7.2.3 Additional Logical functions
R has lots of special functions that take vectors as arguments, and return logical vectors based on multiple criteria. For example, you can use the is.na()
function to test which values of a vector are missing. Table 7.1 contains some that I frequently use:
Function | Description | Example | Result |
---|---|---|---|
is.na(x) |
Which values in x are NA? | is.na(c(2, NA, 5)) |
FALSE, TRUE, FALSE |
is.finite(x) |
Which values in x are numbers? | is.finite(c(NA, 89, 0)) |
FALSE, TRUE, TRUE |
duplicated(x) |
Which values in x are duplicated? | duplicated(c(1, 4, 1, 2)) |
FALSE, FALSE, TRUE, FALSE |
which(x) |
Which values in x are TRUE? | which(c(TRUE, FALSE, TRUE)) |
1, 3 |
Logical vectors aren’t just good for indexing, you can also use them to figure out which values in a vector satisfy some criteria.
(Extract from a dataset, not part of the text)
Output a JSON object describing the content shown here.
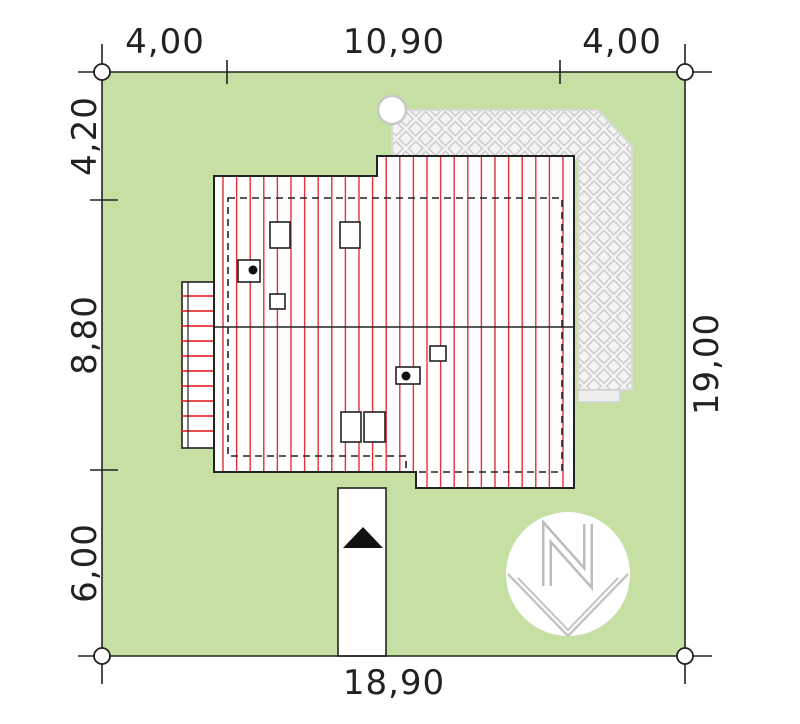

To do this, use the function which()
. If you apply the function which()
to a logical vector, R will tell you which values of the index are TRUE. For example:
# A vector of sex information
sex <- c("m", "m", "f", "m", "f", "f")
# Which values of sex are m?
which(sex == "m")
## [1] 1 2 4
# Which values of sex are f?
which(sex == "f")
## [1] 3 5 6